Sunday 8 May 2016

I have been facilitating workshops at Beacon View Residential Home in Skelmersdale for the Sandy Lane project. It has been a privilege to work with and hear stories from this important sector of the community. The ladies and gentlemen who took part all had fantastic contributions to make and we had a lot of fun together, too!


Often, one person's story or memories would spark off a memory for another participant. 

Our storytelling was inspired by photographs and artefacts such as this miner's lamp

Two members of Beacon View's staff also participated and shared stories about their memories of Sandy Lane. We ran out of chairs!

One participant, Margaret, (second from left) had previously written some of her memories down in poetry form. We read out her poems as inspiration for our storytelling during the workshops.

Here's just a taster of the many stories told during the workshops.

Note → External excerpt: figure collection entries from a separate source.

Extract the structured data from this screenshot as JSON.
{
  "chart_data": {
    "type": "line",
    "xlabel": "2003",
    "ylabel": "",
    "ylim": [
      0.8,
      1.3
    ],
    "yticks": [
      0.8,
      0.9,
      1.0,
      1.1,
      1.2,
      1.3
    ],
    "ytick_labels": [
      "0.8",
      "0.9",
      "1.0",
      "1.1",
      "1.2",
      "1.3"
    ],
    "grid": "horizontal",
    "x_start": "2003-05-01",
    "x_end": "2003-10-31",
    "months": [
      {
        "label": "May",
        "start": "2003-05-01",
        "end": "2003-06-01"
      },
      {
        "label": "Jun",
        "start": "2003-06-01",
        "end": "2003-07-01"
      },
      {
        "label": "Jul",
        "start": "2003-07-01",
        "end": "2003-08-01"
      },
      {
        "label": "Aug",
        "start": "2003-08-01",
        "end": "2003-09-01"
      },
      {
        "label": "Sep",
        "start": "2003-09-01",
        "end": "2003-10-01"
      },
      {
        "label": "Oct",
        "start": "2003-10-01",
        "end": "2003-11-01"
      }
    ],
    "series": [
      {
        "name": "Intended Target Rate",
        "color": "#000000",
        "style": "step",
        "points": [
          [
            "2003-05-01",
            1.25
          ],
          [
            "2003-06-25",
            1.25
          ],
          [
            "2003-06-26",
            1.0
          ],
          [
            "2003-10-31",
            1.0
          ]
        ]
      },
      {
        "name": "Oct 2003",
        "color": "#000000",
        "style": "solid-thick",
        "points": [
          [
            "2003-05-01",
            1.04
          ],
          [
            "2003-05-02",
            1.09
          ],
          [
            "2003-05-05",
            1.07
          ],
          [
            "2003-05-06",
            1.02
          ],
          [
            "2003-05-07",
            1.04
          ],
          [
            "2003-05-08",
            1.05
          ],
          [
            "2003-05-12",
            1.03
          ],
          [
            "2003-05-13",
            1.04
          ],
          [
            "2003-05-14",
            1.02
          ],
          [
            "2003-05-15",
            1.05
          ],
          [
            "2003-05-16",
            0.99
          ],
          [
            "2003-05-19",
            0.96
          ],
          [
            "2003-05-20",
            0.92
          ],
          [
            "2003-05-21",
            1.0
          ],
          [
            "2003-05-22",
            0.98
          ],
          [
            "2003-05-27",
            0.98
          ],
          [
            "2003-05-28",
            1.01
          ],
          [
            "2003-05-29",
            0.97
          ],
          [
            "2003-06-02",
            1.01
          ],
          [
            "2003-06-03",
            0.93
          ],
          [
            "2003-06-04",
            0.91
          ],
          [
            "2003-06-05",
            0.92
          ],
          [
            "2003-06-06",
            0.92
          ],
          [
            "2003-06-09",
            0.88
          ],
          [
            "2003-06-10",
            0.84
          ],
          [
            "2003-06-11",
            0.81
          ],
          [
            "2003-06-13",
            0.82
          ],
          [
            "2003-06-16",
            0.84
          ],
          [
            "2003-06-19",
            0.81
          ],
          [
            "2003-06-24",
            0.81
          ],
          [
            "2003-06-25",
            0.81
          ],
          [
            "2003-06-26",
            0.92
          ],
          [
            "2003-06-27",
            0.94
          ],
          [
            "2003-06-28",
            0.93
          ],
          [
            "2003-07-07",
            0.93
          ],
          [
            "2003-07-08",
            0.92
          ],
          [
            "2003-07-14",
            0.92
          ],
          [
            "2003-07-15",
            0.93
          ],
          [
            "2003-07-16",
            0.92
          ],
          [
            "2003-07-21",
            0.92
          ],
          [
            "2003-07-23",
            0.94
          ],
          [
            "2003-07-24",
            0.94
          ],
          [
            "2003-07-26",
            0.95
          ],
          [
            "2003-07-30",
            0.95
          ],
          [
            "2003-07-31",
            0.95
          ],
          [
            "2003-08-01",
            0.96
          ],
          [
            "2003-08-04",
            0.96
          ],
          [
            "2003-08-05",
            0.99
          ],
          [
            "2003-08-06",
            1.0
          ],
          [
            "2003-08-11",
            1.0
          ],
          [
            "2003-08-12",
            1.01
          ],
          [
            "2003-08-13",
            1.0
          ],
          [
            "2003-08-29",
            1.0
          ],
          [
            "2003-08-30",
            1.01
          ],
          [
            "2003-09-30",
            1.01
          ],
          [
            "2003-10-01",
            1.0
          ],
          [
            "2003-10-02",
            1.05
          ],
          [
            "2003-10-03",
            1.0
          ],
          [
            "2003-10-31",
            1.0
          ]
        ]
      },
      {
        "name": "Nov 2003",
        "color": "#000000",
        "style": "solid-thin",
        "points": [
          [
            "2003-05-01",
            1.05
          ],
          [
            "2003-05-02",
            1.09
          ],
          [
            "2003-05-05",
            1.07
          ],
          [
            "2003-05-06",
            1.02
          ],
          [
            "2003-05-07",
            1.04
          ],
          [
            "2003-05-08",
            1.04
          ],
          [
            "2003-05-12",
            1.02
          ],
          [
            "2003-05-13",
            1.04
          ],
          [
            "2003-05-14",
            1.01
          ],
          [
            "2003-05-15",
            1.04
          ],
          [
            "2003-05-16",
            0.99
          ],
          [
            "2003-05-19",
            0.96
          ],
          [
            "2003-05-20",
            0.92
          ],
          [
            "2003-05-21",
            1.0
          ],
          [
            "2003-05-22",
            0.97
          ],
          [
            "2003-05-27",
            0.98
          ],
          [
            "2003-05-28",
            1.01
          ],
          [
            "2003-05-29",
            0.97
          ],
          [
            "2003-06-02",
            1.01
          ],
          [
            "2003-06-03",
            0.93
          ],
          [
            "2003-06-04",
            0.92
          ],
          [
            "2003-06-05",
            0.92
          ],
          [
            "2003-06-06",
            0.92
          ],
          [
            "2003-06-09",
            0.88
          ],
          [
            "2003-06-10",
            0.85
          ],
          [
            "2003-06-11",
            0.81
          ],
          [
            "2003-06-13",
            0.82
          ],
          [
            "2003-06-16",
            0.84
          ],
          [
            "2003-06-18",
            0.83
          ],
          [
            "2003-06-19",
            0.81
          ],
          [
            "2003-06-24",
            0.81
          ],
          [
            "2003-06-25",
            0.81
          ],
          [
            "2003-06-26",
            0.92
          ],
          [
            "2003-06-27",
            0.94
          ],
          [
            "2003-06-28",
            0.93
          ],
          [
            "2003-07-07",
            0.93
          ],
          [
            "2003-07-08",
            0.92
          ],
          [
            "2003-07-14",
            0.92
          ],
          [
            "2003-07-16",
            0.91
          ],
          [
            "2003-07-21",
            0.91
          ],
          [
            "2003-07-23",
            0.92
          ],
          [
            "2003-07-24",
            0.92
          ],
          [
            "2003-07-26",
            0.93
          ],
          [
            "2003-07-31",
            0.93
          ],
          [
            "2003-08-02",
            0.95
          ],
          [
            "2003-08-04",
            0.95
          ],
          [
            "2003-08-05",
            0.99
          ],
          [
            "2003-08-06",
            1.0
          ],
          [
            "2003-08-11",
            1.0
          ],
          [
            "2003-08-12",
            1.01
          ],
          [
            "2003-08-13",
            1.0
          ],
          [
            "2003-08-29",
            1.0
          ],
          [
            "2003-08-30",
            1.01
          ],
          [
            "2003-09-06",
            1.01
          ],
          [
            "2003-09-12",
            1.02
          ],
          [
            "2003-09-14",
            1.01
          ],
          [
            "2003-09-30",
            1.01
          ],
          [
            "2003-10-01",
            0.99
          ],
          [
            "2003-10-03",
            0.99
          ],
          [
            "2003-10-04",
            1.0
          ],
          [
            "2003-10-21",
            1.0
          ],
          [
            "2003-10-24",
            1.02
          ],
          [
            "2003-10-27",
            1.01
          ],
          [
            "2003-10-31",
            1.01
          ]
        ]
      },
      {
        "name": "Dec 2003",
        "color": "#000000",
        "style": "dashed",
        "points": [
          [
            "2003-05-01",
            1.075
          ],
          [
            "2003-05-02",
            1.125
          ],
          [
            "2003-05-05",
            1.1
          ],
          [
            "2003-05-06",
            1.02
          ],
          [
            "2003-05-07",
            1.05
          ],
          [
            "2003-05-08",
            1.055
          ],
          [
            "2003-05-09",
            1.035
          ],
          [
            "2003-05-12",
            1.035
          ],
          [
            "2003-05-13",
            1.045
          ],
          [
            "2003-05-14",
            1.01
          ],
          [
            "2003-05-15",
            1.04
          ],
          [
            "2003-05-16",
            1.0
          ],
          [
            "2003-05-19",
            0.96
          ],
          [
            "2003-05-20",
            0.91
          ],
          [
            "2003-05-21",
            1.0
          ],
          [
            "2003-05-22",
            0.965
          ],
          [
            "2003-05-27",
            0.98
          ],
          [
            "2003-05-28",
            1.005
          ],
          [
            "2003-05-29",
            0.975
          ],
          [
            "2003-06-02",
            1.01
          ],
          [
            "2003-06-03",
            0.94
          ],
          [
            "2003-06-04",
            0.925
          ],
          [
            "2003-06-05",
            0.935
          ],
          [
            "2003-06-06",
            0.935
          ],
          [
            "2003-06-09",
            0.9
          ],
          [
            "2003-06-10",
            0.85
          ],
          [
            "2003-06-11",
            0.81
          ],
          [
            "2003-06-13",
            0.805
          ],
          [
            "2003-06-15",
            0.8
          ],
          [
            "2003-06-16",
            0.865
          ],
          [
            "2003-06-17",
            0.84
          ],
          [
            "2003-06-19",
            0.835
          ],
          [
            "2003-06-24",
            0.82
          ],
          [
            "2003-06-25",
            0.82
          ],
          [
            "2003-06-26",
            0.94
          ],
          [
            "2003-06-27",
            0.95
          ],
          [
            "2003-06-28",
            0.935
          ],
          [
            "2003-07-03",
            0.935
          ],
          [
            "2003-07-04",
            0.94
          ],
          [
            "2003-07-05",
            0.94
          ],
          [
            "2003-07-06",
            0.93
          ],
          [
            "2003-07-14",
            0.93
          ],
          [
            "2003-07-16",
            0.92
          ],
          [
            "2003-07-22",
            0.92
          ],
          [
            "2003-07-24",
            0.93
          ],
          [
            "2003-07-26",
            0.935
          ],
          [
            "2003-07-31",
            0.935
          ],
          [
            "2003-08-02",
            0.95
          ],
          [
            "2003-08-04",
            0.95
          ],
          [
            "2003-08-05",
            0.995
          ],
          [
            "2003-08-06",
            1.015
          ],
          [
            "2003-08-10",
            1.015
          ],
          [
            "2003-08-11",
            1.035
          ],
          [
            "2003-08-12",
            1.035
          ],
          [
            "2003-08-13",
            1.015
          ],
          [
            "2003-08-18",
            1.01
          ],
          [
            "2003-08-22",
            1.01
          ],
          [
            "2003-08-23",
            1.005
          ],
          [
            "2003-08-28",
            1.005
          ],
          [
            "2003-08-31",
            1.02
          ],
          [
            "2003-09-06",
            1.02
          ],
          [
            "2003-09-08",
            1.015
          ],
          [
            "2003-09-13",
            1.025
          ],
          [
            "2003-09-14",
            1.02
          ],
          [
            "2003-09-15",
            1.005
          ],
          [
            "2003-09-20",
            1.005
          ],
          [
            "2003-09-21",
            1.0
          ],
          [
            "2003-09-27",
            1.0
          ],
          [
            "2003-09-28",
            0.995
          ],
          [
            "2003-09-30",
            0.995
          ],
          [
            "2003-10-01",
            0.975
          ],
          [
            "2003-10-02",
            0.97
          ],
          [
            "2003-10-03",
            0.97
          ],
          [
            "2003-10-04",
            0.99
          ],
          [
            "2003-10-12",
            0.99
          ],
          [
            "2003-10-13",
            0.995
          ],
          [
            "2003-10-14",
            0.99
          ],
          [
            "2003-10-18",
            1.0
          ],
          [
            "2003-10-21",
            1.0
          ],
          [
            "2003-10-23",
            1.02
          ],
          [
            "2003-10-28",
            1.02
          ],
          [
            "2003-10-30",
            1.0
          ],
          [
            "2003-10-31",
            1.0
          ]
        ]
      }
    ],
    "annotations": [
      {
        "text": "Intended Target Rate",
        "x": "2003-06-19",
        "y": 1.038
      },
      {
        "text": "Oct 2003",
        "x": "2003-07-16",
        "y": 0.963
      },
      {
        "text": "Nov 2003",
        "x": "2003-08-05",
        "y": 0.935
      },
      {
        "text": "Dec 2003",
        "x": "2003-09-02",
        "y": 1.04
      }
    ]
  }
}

I attended the Skelmersdale Carnival many times. We had them in Ormskirk and Burscough just the same. There’d be younger ones dressed up on what we used to call the floats, on the wagons with horses and the carts and the others walked behind with the banners.
Elsie

In the 1960’s I was in the girl guides. The queen was coming through to Skem on the royal train. We were camping in Robinson’s field, which was next to where the train went through from Westhead. We were up at 4 o’clock in the morning, dressed in our uniforms, badges polished. The train was coming through at 5 o’clock.  We were waiting there on the railway line... But all the blessed curtains were drawn - they were asleep, weren’t they! And we’d been up since 2 o’clock, waiting for the queen’s train. And the only thing that was open was the back carriages - just glass windows and men in their velvet coats with their glasses of sherry and that. And that’s all we saw. Five hours in freezing cold, waiting for the flaming royal train. Biggest wash out I’ve ever been to in my life! We never saw a damn thing apart from men in the back with their sherries and their cigars.
Ivy

I was born at 20 Peel Street. I remember running down from Peel Street, right round and running into the park. We’d play football and go on the swings. And play bowls. There was Emma’s shop down Barnes road. Where you could buy anything.
          Then there was Watkinson’s paper shop on Chapel Street. I went there for papers every morning. I’d get The People and The Sunday. I had to go to Sunday school, you all did. One of the teachers wasn’t nice. But there was a party every year. A teaparty, they’d call it. Jelly and custard.
John

I was born in Market Street and I worked at the shoe factory, from about 14 years old. My job at Shoe Co? You’d got these racks of shoes, all different ones. You’d be on cleaning, heeling, packing, attaching pompoms to slippers, or in the warehouse.
Margaret

I was born on Smith Street, off Sandy lane. That was in 1962, so the railway had been closed down then, because I remember as children we used to roll down the embankments. They’d taken the tracks up and we’d play down the embankments. It was lovely. No trains. It was paradise.
I was born at home on walking day. And my mum said that as I popped my head out the brass band started up. I came out to a band fanfare!
Janet 

My earliest memory was waiting at the bottom of Sandy Lane for Fletcher’s Coaches. Everybody used to go on these outings. I was born in ’73 and it’d be about ‘76 because it was so hot - that summer was boiling. You’d pay about 50p each and you’d go on these trips. And half of Skem would go – there’d be one after the other leaving for the safari park, Chester zoo, Blackpool, New Brighton... everybody used to go on them. You’d have to wait at half seven at the bottom of the lane, with your butties and your flask. And you’d come off and you’d be shattered and you’d have a proper sun tan because the weather... it was lovely! You couldn’t wait for the new itinerary to come out.